Is Mars One a scam? It does sound too good to be true. Mars One is the mission to establish a permanent human colony on Mars and, according to Mars-one.com, starting in 2024, crews of four will depart every two years establish permanent settlements on the red planet. Anyone who applies for the program must be willing to live on Mars. It sounds exciting, but scientists warn that it’s all a big financial scam.
Dr. Joseph Roche, a physicist from Trinity College in Dublin, applied to the Mars One program and became a finalist. He didn’t take it very seriously, but he thought it would be interesting to go through the experience and bring attention to space science. One of the biggest issues, Roche says, is that the media was so willing to accept any “facts” that the Mars One mission team threw out there. It started with the claim that they received over 200,000 applications when, in reality, Roche says, they only received 2,761.
Some participants even “bought” their way into the mission. They also had to agree that any money earned from appearances or interviews about the project should be donated back to Mars One. These issues have Roche rather concerned.
“When you join the ‘Mars One Community,’ which happens automatically if you applied as a candidate, they start giving you points,” Roche explained to Medium.com. “You get points for getting through each round of the selection process (but just an arbitrary number of points, not anything to do with ranking), and then the only way to get more points is to buy merchandise from Mars One or to donate money to them.”

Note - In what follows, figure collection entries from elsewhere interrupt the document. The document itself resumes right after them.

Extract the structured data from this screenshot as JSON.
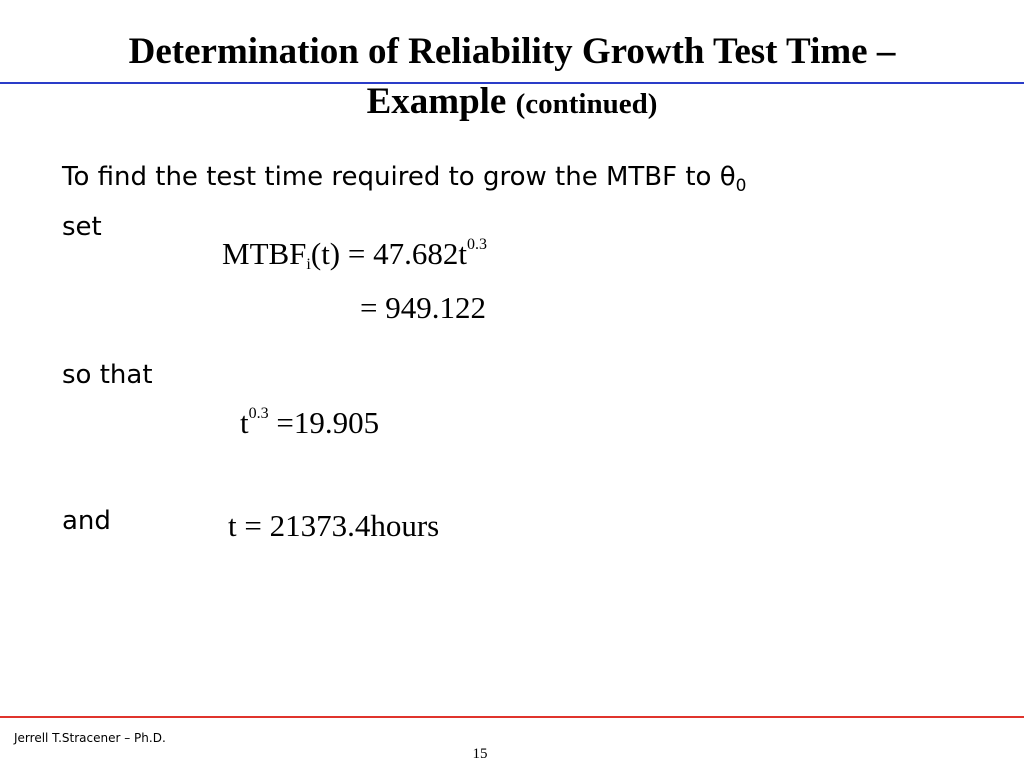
{
  "slide": {
    "title_line1": "Determination of Reliability Growth Test Time –",
    "title_line2_main": "Example",
    "title_line2_small": "(continued)",
    "intro_text": "To find the test time required to grow the MTBF to θ",
    "intro_subscript": "0",
    "set_label": "set",
    "so_that_label": "so that",
    "and_label": "and",
    "eq1_lhs": "MTBF",
    "eq1_lhs_sub": "i",
    "eq1_arg": "(t) = 47.682t",
    "eq1_exp": "0.3",
    "eq2": "= 949.122",
    "eq3_base": "t",
    "eq3_exp": "0.3",
    "eq3_rhs": " =19.905",
    "eq4": "t = 21373.4hours",
    "footer_author": "Jerrell T.Stracener – Ph.D.",
    "page_number": "15"
  },
  "colors": {
    "top_rule": "#2a3cc8",
    "bottom_rule": "#e0342c"
  }
}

Essentially, the highest profile candidates are really just the ones who have made enough money. Roche says that the interview and testing process is also flawed. Instead of the rigorous testing one would expect (picture ‘The Right Stuff’ kind of testing), he was interviewed for 10 minutes via Skype. Roche has also had to complete a questionnaire, upload a video to the website and get a medical exam. There has been no physical or psychological testing in order to determine whether he is fit enough to travel to the red planet.
At NASA, an astronaut must be able to theoretically pilot a craft to Mars and have logged thousands of hours in a jet airplane. Although candidates are not allowed to record interviews or take notes, Roche says, he still has not met anyone from Mars One in person.
“That means all the info they have collected on me is a crap video I made, an application form that I filled out with mostly one-word answers… and then a 10-minute Skype interview,” Roche said. “That is just not enough info to make a judgment on someone about anything.” Other reports indicate that Mars One’s deal with TV production company Endemol that could bring them up to $6 billion in revenue has fallen through and adviser Nobel Prize-winning physicist Gerard t’ Hooft has put the Mars One plan at 100 years, not ten.
Roche says his greatest fear is that people will keep supporting the Mars One plan and neglect real plans by NASA and other legitimate science agencies. Who knew becoming an astronaut was as easy as collecting cereal box tops for prizes?